Anchor Learning with Potential Cluster Constraints for Multi-view Clustering

TL;DR

ALPC tackles the challenge of scalable, high-quality anchors in multi-view clustering by introducing a shared latent semantic constraint that forces anchors to be generated from multiple data clusters and by aligning anchor graphs with the data’s clustering structure. The method jointly learns view-specific anchors and a consistent anchor graph, using variables $A^{(v)}$, $Z$, $P$, $R$, and $U^{(v)}$, and enforces orthogonality and nonnegativity to ensure discriminative representation. Through an alternating optimization with closed-form updates, ALPC achieves state-of-the-art clustering performance on six benchmarks, with favorable convergence and linear scalability in the number of samples. This approach offers practical benefits for large-scale, multi-view data by producing more representative anchors and compact, informative graphs that reflect the underlying clustering layout.

Abstract

Anchor-based multi-view clustering (MVC) has received extensive attention due to its efficient performance. Existing methods only focus on how to dynamically learn anchors from the original data and simultaneously construct anchor graphs describing the relationships between samples and perform clustering, while ignoring the reality of anchors, i.e., high-quality anchors should be generated uniformly from different clusters of data rather than scattered outside the clusters.
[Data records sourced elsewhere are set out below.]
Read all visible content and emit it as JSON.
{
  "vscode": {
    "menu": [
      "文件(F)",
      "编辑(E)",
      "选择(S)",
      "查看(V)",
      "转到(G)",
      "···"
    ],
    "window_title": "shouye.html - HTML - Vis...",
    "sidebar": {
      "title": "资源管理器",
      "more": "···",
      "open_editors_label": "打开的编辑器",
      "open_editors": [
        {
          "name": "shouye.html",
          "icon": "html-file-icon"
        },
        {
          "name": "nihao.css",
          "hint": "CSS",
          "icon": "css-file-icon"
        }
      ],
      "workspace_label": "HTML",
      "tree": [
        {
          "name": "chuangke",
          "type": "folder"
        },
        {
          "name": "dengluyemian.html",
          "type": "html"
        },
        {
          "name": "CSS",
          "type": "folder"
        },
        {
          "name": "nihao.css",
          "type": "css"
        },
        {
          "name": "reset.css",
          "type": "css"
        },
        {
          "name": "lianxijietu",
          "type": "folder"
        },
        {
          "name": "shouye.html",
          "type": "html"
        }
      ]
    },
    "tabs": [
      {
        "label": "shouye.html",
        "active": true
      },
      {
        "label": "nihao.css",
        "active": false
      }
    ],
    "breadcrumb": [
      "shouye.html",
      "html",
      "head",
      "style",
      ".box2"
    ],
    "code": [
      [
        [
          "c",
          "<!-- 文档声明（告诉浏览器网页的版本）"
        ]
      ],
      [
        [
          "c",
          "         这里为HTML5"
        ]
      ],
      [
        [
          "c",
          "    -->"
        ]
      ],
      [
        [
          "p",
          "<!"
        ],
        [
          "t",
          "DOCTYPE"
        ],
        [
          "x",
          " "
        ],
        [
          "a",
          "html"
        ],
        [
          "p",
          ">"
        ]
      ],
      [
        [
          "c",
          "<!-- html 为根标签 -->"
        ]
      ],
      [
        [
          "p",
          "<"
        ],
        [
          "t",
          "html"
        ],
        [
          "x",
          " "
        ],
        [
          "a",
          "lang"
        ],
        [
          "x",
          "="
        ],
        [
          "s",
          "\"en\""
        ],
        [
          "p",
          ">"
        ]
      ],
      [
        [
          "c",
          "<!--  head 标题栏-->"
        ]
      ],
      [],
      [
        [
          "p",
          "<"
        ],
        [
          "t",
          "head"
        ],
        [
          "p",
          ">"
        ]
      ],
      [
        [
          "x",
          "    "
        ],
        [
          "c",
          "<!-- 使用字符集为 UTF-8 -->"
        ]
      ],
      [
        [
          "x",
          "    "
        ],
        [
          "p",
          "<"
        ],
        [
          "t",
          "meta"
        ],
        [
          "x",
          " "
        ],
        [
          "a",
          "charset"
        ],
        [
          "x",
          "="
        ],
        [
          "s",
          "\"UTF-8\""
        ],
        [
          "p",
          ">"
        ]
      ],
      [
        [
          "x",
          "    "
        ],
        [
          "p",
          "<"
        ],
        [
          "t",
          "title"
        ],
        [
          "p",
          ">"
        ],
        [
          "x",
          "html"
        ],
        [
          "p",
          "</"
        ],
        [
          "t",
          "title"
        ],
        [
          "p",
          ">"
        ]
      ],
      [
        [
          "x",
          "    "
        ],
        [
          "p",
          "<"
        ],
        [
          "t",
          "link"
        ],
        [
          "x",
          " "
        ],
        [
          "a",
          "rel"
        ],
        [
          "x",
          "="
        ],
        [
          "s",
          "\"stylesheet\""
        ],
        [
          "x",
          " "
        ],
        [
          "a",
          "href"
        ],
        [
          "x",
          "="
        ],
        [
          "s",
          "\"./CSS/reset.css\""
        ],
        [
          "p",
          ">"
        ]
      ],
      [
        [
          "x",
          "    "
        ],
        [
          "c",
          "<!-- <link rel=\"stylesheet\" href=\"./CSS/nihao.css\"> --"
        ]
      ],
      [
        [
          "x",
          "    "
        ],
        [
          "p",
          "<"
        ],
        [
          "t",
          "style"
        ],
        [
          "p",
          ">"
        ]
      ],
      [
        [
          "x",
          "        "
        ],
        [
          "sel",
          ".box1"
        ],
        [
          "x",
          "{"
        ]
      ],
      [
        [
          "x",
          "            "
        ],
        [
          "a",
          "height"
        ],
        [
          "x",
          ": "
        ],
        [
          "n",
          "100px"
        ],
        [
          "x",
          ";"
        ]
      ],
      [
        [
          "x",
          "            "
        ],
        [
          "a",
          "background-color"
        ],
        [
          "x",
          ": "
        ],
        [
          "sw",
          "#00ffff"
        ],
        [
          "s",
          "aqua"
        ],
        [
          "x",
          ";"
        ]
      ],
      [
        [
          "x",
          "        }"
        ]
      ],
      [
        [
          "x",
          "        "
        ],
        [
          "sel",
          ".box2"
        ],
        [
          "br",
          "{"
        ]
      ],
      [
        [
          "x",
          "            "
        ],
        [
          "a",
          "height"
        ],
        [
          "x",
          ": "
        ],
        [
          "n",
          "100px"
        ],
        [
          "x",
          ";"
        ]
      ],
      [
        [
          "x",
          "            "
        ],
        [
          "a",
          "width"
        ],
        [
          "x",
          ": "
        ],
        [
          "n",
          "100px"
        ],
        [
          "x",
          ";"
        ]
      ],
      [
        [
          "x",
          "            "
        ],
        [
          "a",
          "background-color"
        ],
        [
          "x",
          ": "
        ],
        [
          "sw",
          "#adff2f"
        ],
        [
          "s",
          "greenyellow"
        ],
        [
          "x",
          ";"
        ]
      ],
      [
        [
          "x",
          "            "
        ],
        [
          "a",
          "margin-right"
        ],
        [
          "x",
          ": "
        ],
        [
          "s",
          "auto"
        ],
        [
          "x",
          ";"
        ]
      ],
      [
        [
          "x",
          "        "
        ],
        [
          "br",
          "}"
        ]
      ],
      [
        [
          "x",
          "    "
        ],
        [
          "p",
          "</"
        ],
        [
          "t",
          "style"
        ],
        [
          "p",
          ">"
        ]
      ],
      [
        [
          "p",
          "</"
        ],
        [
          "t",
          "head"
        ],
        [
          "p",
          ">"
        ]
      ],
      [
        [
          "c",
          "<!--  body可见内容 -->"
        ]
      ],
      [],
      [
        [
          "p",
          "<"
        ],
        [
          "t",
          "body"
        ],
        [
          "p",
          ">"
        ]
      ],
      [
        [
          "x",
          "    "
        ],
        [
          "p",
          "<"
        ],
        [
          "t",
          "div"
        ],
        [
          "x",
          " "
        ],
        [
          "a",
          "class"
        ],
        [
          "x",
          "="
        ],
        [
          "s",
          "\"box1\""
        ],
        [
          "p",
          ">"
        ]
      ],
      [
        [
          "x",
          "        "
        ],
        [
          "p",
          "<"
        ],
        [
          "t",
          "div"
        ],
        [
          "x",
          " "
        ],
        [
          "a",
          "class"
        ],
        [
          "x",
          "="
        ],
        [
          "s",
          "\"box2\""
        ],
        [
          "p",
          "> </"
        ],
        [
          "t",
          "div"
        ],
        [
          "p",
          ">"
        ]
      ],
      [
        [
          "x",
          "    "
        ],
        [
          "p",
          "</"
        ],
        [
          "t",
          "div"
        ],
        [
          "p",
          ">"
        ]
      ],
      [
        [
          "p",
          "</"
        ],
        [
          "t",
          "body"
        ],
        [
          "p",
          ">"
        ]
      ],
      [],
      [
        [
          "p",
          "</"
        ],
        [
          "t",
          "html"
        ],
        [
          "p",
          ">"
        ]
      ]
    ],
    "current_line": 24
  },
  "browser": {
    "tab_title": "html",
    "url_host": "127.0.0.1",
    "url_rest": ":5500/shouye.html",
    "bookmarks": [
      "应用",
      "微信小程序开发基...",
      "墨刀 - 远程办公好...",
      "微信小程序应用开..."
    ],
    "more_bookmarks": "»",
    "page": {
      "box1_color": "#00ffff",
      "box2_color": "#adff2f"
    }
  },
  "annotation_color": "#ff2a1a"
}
To deal with this problem, we propose a noval method termed Anchor Learning with Potential Cluster Constraints for Multi-view Clustering (ALPC) method. Specifically, ALPC first establishes a shared latent semantic module to constrain anchors to be generated from specific clusters, and subsequently, ALPC improves the representativeness and discriminability of anchors by adapting the anchor graph to capture the common clustering center of mass from samples and anchors, respectively. Finally, ALPC combines anchor learning and graph construction into a unified framework for collaborative learning and mutual optimization to improve the clustering performance. Extensive experiments demonstrate the effectiveness of our proposed method compared to some state-of-the-art MVC methods. Our source code is available at https://github.com/whbdmu/ALPC.

Figures (6)

• Figure 1: Schematic diagram of the proposed ALPC. Aims to learn the most representative anchors for large multi-view datasets. ALPC unifies anchor learning and consistent anchor graphs into a single model. ALPC adopts the semantic constraint of sharing potential cluster structures with the aim of guiding the anchors to be generated uniformly from different clusters of the original data. At the same time, in order to ensure the representative nature of the generated anchors, ALPC discretizes the anchor graphs to guide the center of mass clustering of the original data and the mass clustering centers of the anchors are aligned, thus constraining both to share the same clustering structure.
• Figure 2: Traditional dynamic generation of anchors (left) and our proposed cluster-shared generation of anchors (right)
• Figure 3: (a) and (b) are sensitivity analyses of hyperparameters $\lambda_1$ and $\lambda_2$ to the test benchmark dataset, while (c) and (d) are sensitivity analyses of the number of anchors $m$ on two different datasets.
• Figure 4: The visualization of the complete graph of ALPC on both datasets BBCSport and MSRC.
• Figure 5: Convergence curves of ALPC on two datasets MNIST and Wiki.